Khyati Dharamsi
Book Review: The $100 Startup by Chris Guillebeau
Publisher: Pan Macmillan: 274 pages; Price: Rs 1,348 (imported edition) / Rs 499 (Indian paperback)
It's every yuppie's dream today -- quit your job, launch your own start-up and be your own boss. Chris Guillebeau's The $100 Startup can help you go beyond just thinking. Packed with real-life entrepreneur stories and handy tips on starting a business from scratch, it features ‘solopreneur’ success stories collected by the 35-year-old author on his travels around the world. For those wanting to go it alone, here's a brief look at Guillebeau's five-step guide to monetising ideas and turning a passion into income.
1. Keep debt to a minimum: Entrepreneurs looking for advice on how to start their own businesses are likely to be bombarded with tips on funding and finance. Guillebeau offers one overriding suggestion – whatever you do, do not dig yourself deep into debt. “Since it’s easy to try things without losing your shirt, why seek investment and go into debt for something that may or may not work?” he says. In his book, Guillebeau has identified hundreds of entrepreneurs who invested $100, or less or had no initial funding, to start their own ventures.

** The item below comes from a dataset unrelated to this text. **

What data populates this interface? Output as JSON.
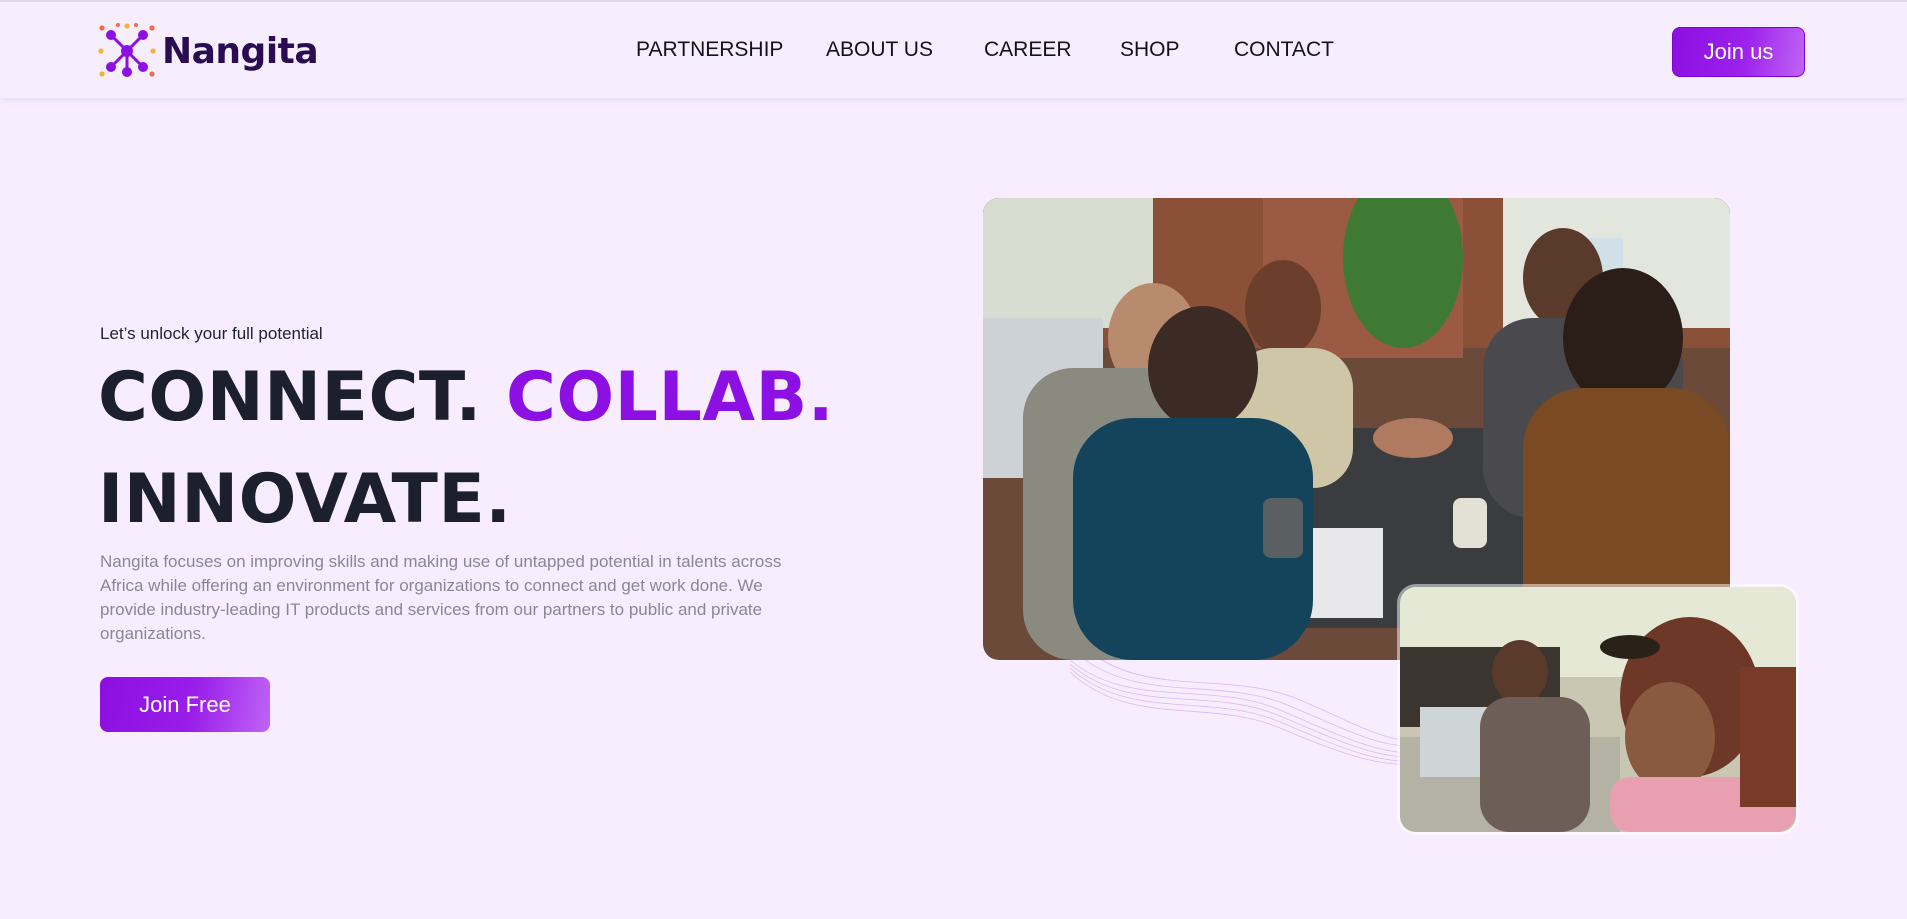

2. Find the right business plan: This book helps you organise your thoughts on business ideas and identify the right model for you, through its questionnaires and decision-making matrix and one-page business and promotion plans. Other quick-start guides include a 140-character mission statement, one-page partnership agreement, 39-step product launch checklist and instant consultant biz guide.
3. Learn as you go: When you’re ready for launch, always remember, “The first $1.26 is the hardest. So find a way to get your first sale as quickly as possible. Then work on improving things that are working, while ignoring the things that aren’t,” Guillebeau cautions. He says the most successful entrepreneurs “sell happiness (benefit) instead of merely describing... business (features)”. Thus, instead of offering horse rides, offer customers the chance to be cowboys for a day.
4. Understand your target market: Target markets today have nothing to do with demographics in the traditional sense, says Guillebeau. A target group today can consist of people from a wide range of backgrounds, ethnicities, locations and income brackets who have one thing in common – an interest in or need for the product / service / experience / community to which you offer access.
5. Don't lose sight of the bottom line: Yes, a social media presence can be important, Guillebeau points out, but an entrepreneur must never lose sight of his true goal – not popularity, not likes, not buzz, not chatter, but profit. "You have to make sure your recurring activities are as directly tied to making money as possible," explains Guillebeau, who quotes London-based consultant Naomi Dunford who runs IttyBiz as saying, ‘There is nothing wrong with having a hobby, but if you want to call it a business, you have to make money.’
The $100 Startup also includes tips on hard-selling, re-pricing products and getting paid for the same product over and over. Guillebeau also offers advice on scaling up operations – or making up your mind to not grow up at all. The footnotes are also an interesting source of further reference material. So if you're ready to stop planning and get moving, this is a great guide. As Guillebeau writes: "In the battle between planning and action, action wins.”